Discussion in 'Dog Blogs' started by ohmidog!, Apr 30, 2009.

  1. ohmidog!

    ohmidog! CH Dog

    To better understand the human mind, scientists ar Harvard University are looking to dogs.
    Through a newly established Canine Cognition Lab, researchers hope to learn*whether domestication has led to dogs that think and act more like their masters, or whether that’s all in our heads.
    “Here’s this species we live with. Everyone has their views about how smart they are. No doubt we are overinterpreting - and in some cases underinterpreting,” said Marc Hauser, a Harvard professor who has long studied cognition in cottontop tamarin monkeys and who heads the new lab. “To what extent is an animal that’s really been bred to be with humans capable of some of the same psychological mechanisms?”
    Hauser is recruiting both purebreds and mutts and running them through simple tests aimed at determining, for example, whether they understand such abstract concepts as “same,” according to a recent*Boston Globe*article.
    The new Harvard lab represents a turnaround in the scientific community, which has long looked primarily toward chimps for clues to human behavior.
    “Psychologists have been ignoring animals that were sleeping quietly at their feet while they were doing work on rats and pigeons,” said Clive Wynne, a psychology professor at the University of Florida who also studies the pets.. “Darwin wrote about his dog. . . . We couldn’t bring ourselves to take them seriously.”
    In one of the tests at Harvard,*researchers tried to determine*whether dogs can use pictures as signs to figure out which bucket contains food.

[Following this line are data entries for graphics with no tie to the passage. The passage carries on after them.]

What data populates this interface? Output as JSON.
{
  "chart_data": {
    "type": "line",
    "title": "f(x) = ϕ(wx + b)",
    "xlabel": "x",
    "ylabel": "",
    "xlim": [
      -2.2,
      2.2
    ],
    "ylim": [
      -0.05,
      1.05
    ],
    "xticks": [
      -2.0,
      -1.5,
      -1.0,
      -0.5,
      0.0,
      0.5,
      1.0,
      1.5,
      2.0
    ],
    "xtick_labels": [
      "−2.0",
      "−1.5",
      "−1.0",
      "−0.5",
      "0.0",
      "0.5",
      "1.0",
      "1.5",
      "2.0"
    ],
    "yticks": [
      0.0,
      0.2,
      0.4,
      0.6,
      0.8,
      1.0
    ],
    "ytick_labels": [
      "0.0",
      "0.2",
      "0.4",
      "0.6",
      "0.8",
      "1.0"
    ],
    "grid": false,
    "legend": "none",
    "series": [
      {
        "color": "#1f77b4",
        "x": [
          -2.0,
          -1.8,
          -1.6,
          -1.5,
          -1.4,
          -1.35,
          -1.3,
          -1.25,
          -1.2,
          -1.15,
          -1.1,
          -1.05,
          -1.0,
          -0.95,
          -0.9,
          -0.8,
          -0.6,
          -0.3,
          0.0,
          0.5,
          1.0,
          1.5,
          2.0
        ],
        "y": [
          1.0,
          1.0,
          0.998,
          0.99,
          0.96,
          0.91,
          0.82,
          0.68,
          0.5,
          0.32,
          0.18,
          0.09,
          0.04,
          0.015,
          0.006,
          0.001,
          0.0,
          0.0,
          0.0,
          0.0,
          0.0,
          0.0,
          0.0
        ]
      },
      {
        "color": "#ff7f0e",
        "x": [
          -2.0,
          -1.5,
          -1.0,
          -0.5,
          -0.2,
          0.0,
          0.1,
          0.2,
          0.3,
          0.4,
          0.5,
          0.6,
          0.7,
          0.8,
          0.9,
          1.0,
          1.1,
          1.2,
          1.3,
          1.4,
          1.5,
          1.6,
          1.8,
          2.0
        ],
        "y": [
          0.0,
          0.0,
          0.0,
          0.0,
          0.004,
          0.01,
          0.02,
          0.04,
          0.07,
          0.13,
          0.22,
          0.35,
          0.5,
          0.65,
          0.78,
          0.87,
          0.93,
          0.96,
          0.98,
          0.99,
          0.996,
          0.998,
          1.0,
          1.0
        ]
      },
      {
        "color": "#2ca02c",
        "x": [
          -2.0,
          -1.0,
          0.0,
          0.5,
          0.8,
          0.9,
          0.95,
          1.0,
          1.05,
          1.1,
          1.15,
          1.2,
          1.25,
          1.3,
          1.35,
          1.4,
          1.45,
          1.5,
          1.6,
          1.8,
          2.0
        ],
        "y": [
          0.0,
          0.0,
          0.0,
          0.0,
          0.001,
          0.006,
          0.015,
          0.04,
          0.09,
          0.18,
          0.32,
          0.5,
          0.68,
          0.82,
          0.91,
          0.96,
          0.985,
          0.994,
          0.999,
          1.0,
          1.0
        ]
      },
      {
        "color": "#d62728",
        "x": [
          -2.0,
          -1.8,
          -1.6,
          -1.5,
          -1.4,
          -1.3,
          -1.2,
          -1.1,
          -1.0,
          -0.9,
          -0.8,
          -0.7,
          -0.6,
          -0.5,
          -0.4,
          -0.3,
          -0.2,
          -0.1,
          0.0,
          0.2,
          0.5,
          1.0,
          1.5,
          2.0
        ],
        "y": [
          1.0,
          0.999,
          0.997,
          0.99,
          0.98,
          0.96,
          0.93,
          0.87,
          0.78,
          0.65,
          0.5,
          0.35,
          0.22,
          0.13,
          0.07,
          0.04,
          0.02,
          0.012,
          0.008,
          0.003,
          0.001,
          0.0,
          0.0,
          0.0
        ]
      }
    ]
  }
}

They presented Celia, a German shepherd, with a choice between a bucket marked with a picture of steak and one marked with a pair of pliers. Celia picked the steak.
    Katie Levesque, Celia’s owner, said she tries to give her dog challenging tasks at home but was surprised that her dog picked pictures of food three times, also choosing a hot dog over a hammer, and three biscuits over one.
    “I was kind of laughing,” said Levesque, who sat in a corner of the room with Celia at her feet during the experiment. Owners can also watch their dogs from behind a one-way mirror. Only about 20 dogs have been tested, so it’s too early to draw conclusions about dogs’ comprehension of pictures.